Generated SQL can select the wrong table, join on the wrong key, leak sensitive data, run expensive queries, mutate data, or produce plausible but wrong results. Safe systems validate SQL, restrict permissions, use read-only credentials, log generated queries, and require human approval for risky operations.

Task 2 answer

If 100 baskets exist and 20 contain bread and cheese, support for {bread, cheese} is 20 / 100 = 0.20. If 30 baskets contain bread and 20 of those also contain cheese, confidence for bread -> cheese is 20 / 30 = 0.67. Lift compares that confidence to the baseline probability of cheese; lift above 1 means the items co-occur more than expected by chance.

Apriori starts with frequent one-itemsets, then builds larger candidate itemsets only from itemsets that were already frequent. It prunes candidates because if an itemset is infrequent, any larger itemset containing it cannot be frequent.

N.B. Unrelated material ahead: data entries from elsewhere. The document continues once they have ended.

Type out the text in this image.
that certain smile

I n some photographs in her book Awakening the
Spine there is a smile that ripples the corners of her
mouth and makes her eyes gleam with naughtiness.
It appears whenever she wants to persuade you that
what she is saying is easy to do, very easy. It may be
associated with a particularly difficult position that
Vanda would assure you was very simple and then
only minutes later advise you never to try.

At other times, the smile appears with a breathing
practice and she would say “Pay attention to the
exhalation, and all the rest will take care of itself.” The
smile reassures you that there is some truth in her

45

Clustering can group similar users, products, documents, or embeddings. In recommendation, clusters can suggest similar items or users. In semantic search, embeddings place meaning into vectors, and nearby vectors are treated as semantically related.

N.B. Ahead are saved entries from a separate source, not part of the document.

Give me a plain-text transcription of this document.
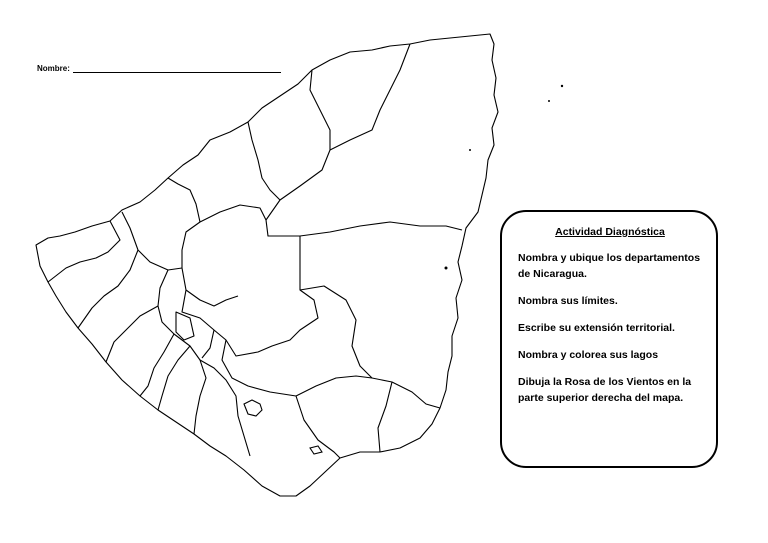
Nombre:
Actividad Diagnóstica
Nombra y ubique los departamentos de Nicaragua.
Nombra sus límites.
Escribe su extensión territorial.
Nombra y colorea sus lagos
Dibuja la Rosa de los Vientos en la parte superior derecha del mapa.
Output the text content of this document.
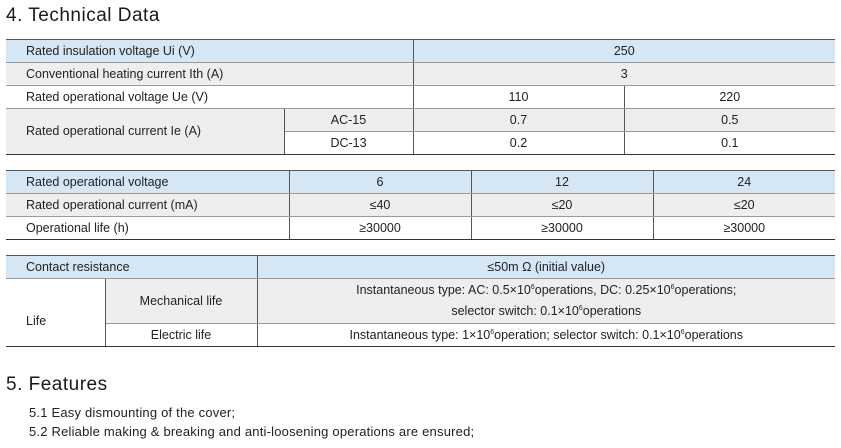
4. Technical Data
Rated insulation voltage Ui (V)		250	
Conventional heating current Ith (A)		3	
Rated operational voltage Ue (V)		110	220
Rated operational current Ie (A)	AC-15	0.7	0.5
	DC-13	0.2	0.1
Rated operational voltage	6	12	24
Rated operational current (mA)	≤40	≤20	≤20
Operational life (h)	≥30000	≥30000	≥30000
Contact resistance		≤50m Ω (initial value)
Life	Mechanical life	Instantaneous type: AC: $0.5\times 10^6operations$, DC: $0.25\times 10^6operations$;
selector switch: $0.1\times 10^6operations$

	Electric life	Instantaneous type: $1\times 10^6operation$; selector switch: $0.1\times 10^6operations$
5. Features

5.1 Easy dismounting of the cover;

5.2 Reliable making & breaking and anti-loosening operations are ensured;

import matplotlib.pyplot as plt
from sklearn.cluster import KMeans
from sklearn.datasets import make_blobs

X, _ = make_blobs(
    n_samples=300,
    centers=4,
    cluster_std=0.8,
    random_state=21,
)

model = KMeans(n_clusters=4, random_state=21, n_init=10)
labels = model.fit_predict(X)

plt.scatter(X[:, 0], X[:, 1], c=labels, s=20, cmap="viridis")
plt.scatter(
    model.cluster_centers_[:, 0],
    model.cluster_centers_[:, 1],
    c="red",
    marker="X",
    s=180,
)
plt.show()

A vector database stores embeddings plus metadata. At query time, the query is embedded into the same vector space, and similarity search retrieves nearby vectors. Approximate nearest neighbor methods are used when exact search is too slow at large scale.

Task 3 answer

Basic RAG pipeline:

documents -> chunking -> embeddings -> vector index
user question -> query embedding -> retrieve chunks
-> rank/context assembly -> prompt LLM -> answer

Simple RAG usually follows a fixed retrieval path. Agentic RAG gives the system more control: it can choose tools, search multiple sources, retry retrieval, inspect intermediate results, and revise its plan.

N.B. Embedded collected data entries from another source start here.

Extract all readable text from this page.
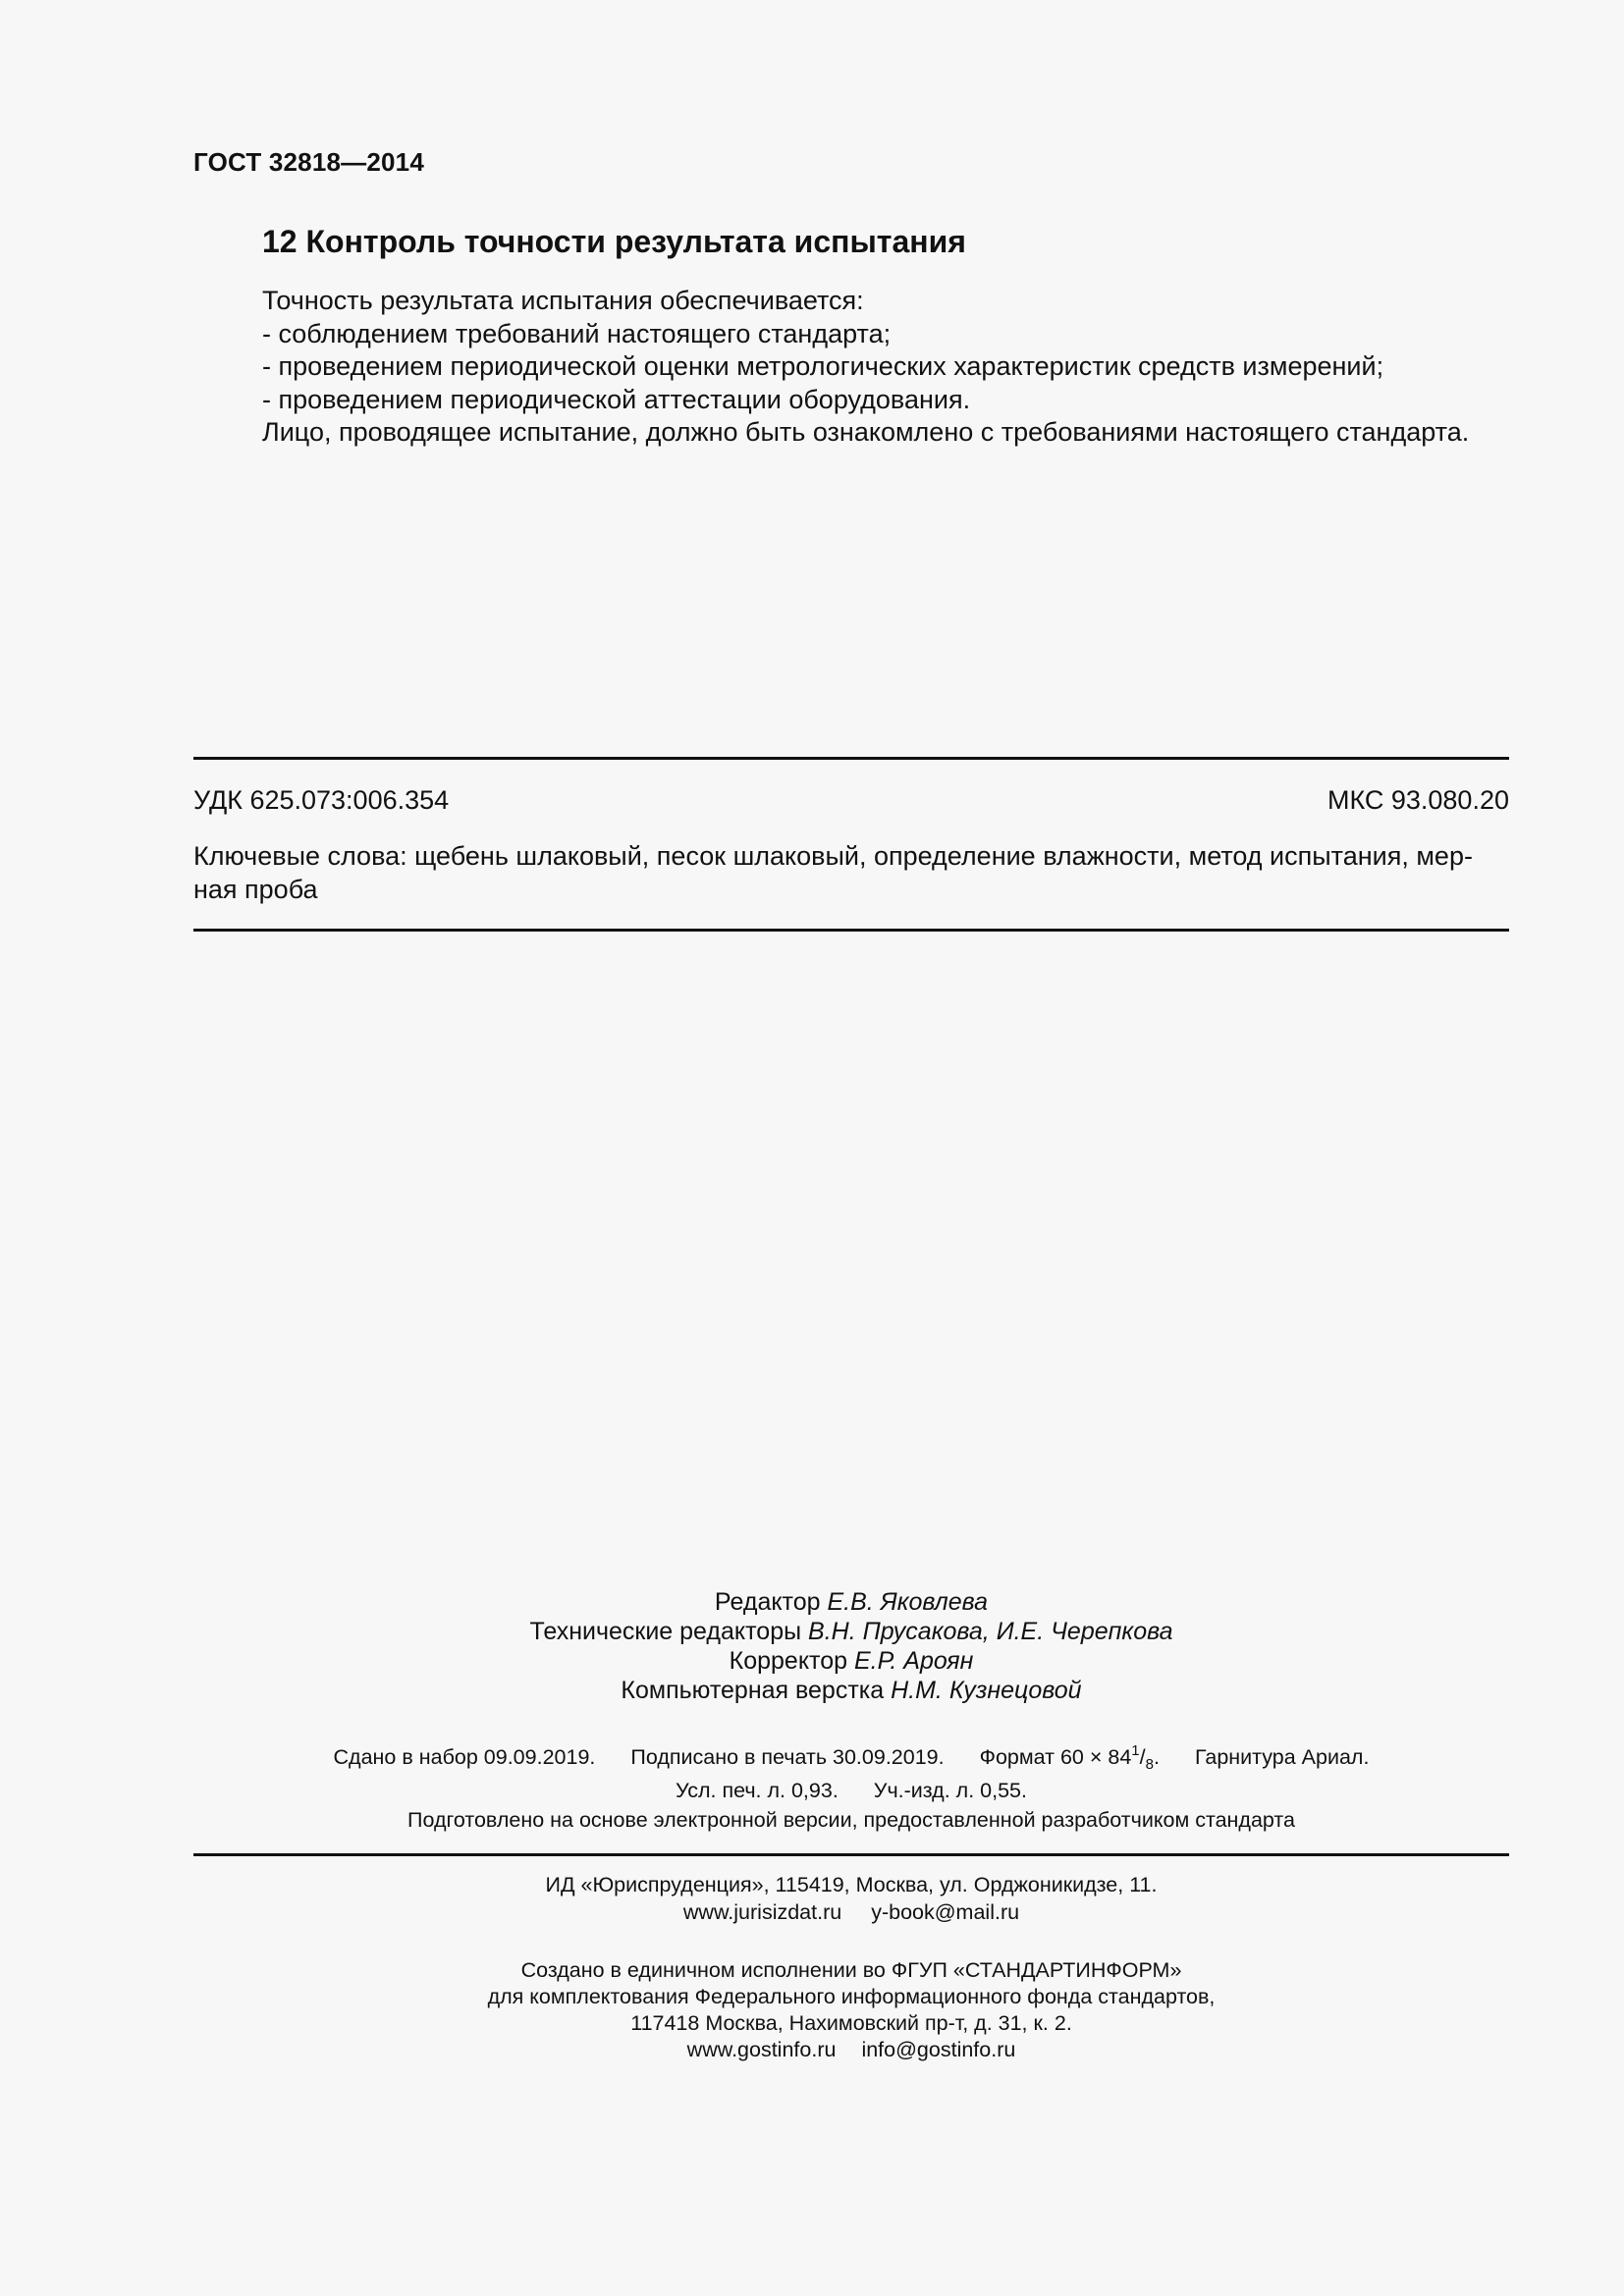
ГОСТ 32818—2014
12 Контроль точности результата испытания
Точность результата испытания обеспечивается:
- соблюдением требований настоящего стандарта;
- проведением периодической оценки метрологических характеристик средств измерений;
- проведением периодической аттестации оборудования.
Лицо, проводящее испытание, должно быть ознакомлено с требованиями настоящего стандарта.
УДК 625.073:006.354	МКС 93.080.20
Ключевые слова: щебень шлаковый, песок шлаковый, определение влажности, метод испытания, мер-
ная проба
Редактор Е.В. Яковлева
Технические редакторы В.Н. Прусакова, И.Е. Черепкова
Корректор Е.Р. Ароян
Компьютерная верстка Н.М. Кузнецовой
Сдано в набор 09.09.2019. Подписано в печать 30.09.2019. Формат $60 \times 84^1/_8$. Гарнитура Ариал.
Усл. печ. л. 0,93. Уч.-изд. л. 0,55.
Подготовлено на основе электронной версии, предоставленной разработчиком стандарта
ИД «Юриспруденция», 115419, Москва, ул. Орджоникидзе, 11.
www.jurisizdat.ru y-book@mail.ru
Создано в единичном исполнении во ФГУП «СТАНДАРТИНФОРМ»
для комплектования Федерального информационного фонда стандартов,
117418 Москва, Нахимовский пр-т, д. 31, к. 2.
www.gostinfo.ru info@gostinfo.ru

Greedy decoding always chooses the highest-probability next token. Temperature changes how sharp or flat the probability distribution is before sampling. Top-p sampling keeps the smallest set of tokens whose cumulative probability reaches p, then samples from that set. Self-consistency generates multiple reasoning paths and selects the most common or best-supported answer.

Inference-time scaling can improve answers because the system spends more computation on search, sampling, verification, or voting. The trade-off is higher latency, higher cost, and more engineering complexity.